Солнце стояло высоко в небе, и та же самая белка стрекотала в деревьях, когда рука Лабискви прикоснулась к щеке Смока и разбудила его.
— Положи мне руку на сердце, любимый, — сказала она ясным, но слабым, звучащим откуда-то издалека голосом. — Мое сердце — моя любовь. Возьми ее в руки.
Казалось, прошли века, прежде чем она заговорила вновь:
— Помни, на юг пути нет. Народ Карибу знает это хорошо. Выход на запад… Ты уже почти пришел… Ты достигнешь его…
Смок погрузился в оцепенение, подобное смерти, но она опять разбудила его.
— Прижмись к моим губам твоими губами, — сказала она. — Так я хочу умереть.
— Мы умрем вместе, счастье мое, — ответил он.
— Нет. — Дрожащей рукой она остановила его. Ее голос был так слаб, что Смок с трудом слышал его, — и все же он разобрал каждое ее слово. Ее рука начала шарить в капюшоне парки; она достала какой-то мешочек и вложила его в руку Смока. — Теперь губы, любимый. Твои губы к моим, и руку на мое сердце.
И в этом долгом поцелуе его снова окутал мрак. И когда к нему вернулось сознание, он понял, что он один и что он должен умереть. И он радовался приближению смерти.
Он почувствовал, что рука его лежит на мешочке. Мысленно улыбаясь любопытству, заставившему его дернуть шнурок, он развязал мешочек. Жиденький поток пиши пролился из него. В нем не было ни крошки, которой бы он не узнал. Все это Лабискви украла у Лабискви — огрызки хлеба, припрятанные давным-давно, еще до того, как Мак-Кэн потерял муку, наполовину разжеванные кусочки мяса карибу, крошки вяленого мяса, нетронутая задняя нога кролика, задняя нога и часть передней ноги белого хорька, крыло и ножка зимородка, на которых еще виднелся след ее зубов, — жалкие объедки, трагическое самоотречение, самораспятие жизни, крохи, украденные ее невероятной любовью у чудовищного голода.

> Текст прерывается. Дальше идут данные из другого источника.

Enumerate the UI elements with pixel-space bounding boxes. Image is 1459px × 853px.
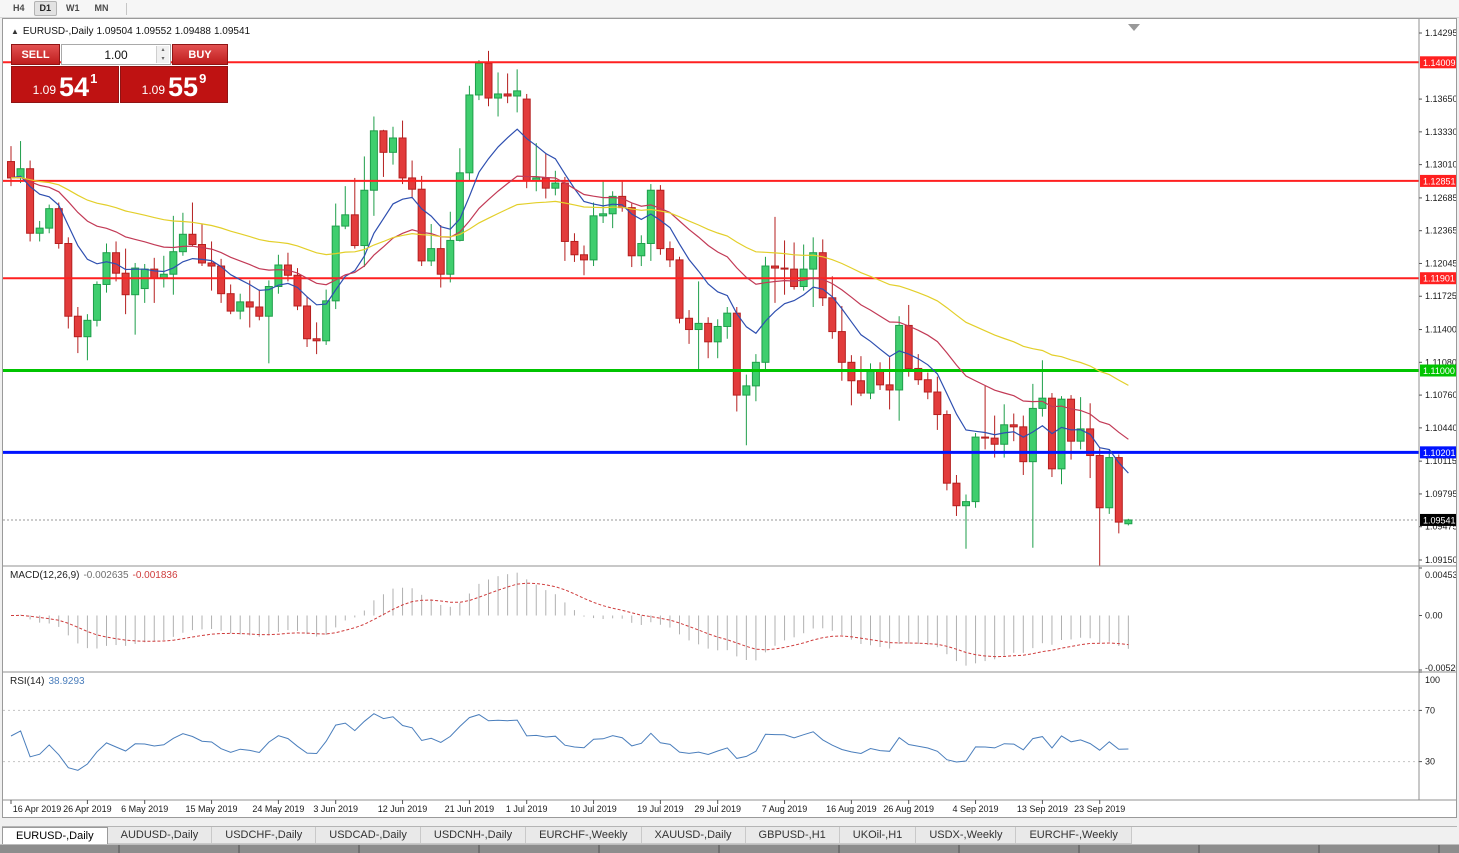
svg-text:1.09795: 1.09795 (1425, 489, 1456, 499)
date-axis-label: 26 Apr 2019 (63, 804, 112, 814)
date-axis-label: 3 Jun 2019 (313, 804, 358, 814)
bid-price-box[interactable]: 1.09 54 1 (11, 66, 119, 103)
svg-text:1.11000: 1.11000 (1423, 366, 1455, 376)
chart-tab-audusd-daily[interactable]: AUDUSD-,Daily (107, 827, 213, 844)
timeframe-button-w1[interactable]: W1 (66, 3, 80, 13)
svg-text:100: 100 (1425, 675, 1440, 685)
date-axis-label: 6 May 2019 (121, 804, 168, 814)
date-axis-label: 23 Sep 2019 (1074, 804, 1125, 814)
svg-text:1.10115: 1.10115 (1425, 456, 1456, 466)
date-axis-label: 16 Apr 2019 (13, 804, 62, 814)
svg-text:1.11725: 1.11725 (1425, 291, 1456, 301)
chart-tab-eurchf-weekly[interactable]: EURCHF-,Weekly (1016, 827, 1132, 844)
svg-text:1.11901: 1.11901 (1423, 274, 1455, 284)
svg-text:1.10201: 1.10201 (1423, 448, 1456, 458)
date-axis-label: 10 Jul 2019 (570, 804, 617, 814)
timeframe-button-h4[interactable]: H4 (13, 3, 25, 13)
svg-text:1.09475: 1.09475 (1425, 522, 1456, 532)
chart-tab-eurchf-weekly[interactable]: EURCHF-,Weekly (526, 827, 642, 844)
svg-text:1.14295: 1.14295 (1425, 28, 1456, 38)
chart-tab-bar: EURUSD-,Daily AUDUSD-,Daily USDCHF-,Daily U… (2, 826, 1457, 844)
svg-text:1.09541: 1.09541 (1423, 515, 1456, 525)
volume-value[interactable]: 1.00 (104, 47, 128, 62)
svg-text:0.004536: 0.004536 (1425, 570, 1456, 580)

Смок с безумным смехом высыпал все это на затвердевший наст и снова погрузился во мрак.
Он видел сон. Юкон высох. Он шел по его руслу среди тинистых луж, обледенелых утесов и подбирал крупные золотые зерна. Их тяжесть клонила его к земле, но вдруг он открыл, что их можно есть. И он с жадностью начал пожирать их. Отчего же, в конце концов, люди ценят золото, как не оттого, что его можно есть?
Он проснулся. Снова взошло солнце. Его мысли странно путались. Но зрение его уже не меркло. Дрожь, терзавшая все его тело, исчезла. Его плоть, казалось, пела, точно напоенная весной. Бесконечное блаженство охватило его. Он повернулся, чтобы разбудить Лабискви, — и вспомнил все. Посмотрел туда, куда он накануне бросил пищу. Ее не было. И он понял, что эти сухие корки и объедки и были золотыми зернами его бредового сна. В бредовом сне он вернул себе жизнь, принял жертву Лабискви, положившей свое сердце в его ладонь и открывшей ему глаза на женщину и на чудо.
Он поразился легкости своих движений, поразился тому, что смог дотащить ее тело, завернутое в меха, до песчаной полосы, оттаявшей под лучами солнца. Там он вырыл яму и похоронил Лабискви.
Три дня шел Смок на запад — без крошки пищи. На третий день он упал под одинокой сосной, на берегу широкого вскрывшегося потока. Он понял, что это Клондайк. Прежде чем мрак окутал его, он развязал тюк, сказал последнее «прости» ослепительному миру и завернулся в свои меха.
Веселое чириканье разбудило его. Смеркалось. В ветвях сосны над его головой копошилось несколько куропаток. Голод заставил его действовать, но его движения были бесконечно медленны.
Прошло пять минут, прежде чем он приложил ружье к плечу, и еще пять минут, прежде чем осмелился спустить курок, лежа на спине и целясь прямо вверх. Он промахнулся. Ни одна птица не свалилась на землю, но и ни одна не улетела. Куропатки продолжали свою глупую, неуклюжую возню. У него болело плечо. Второй выстрел тоже оказался неудачным, так как пальцы его невольно дрогнули, когда он спускал курок.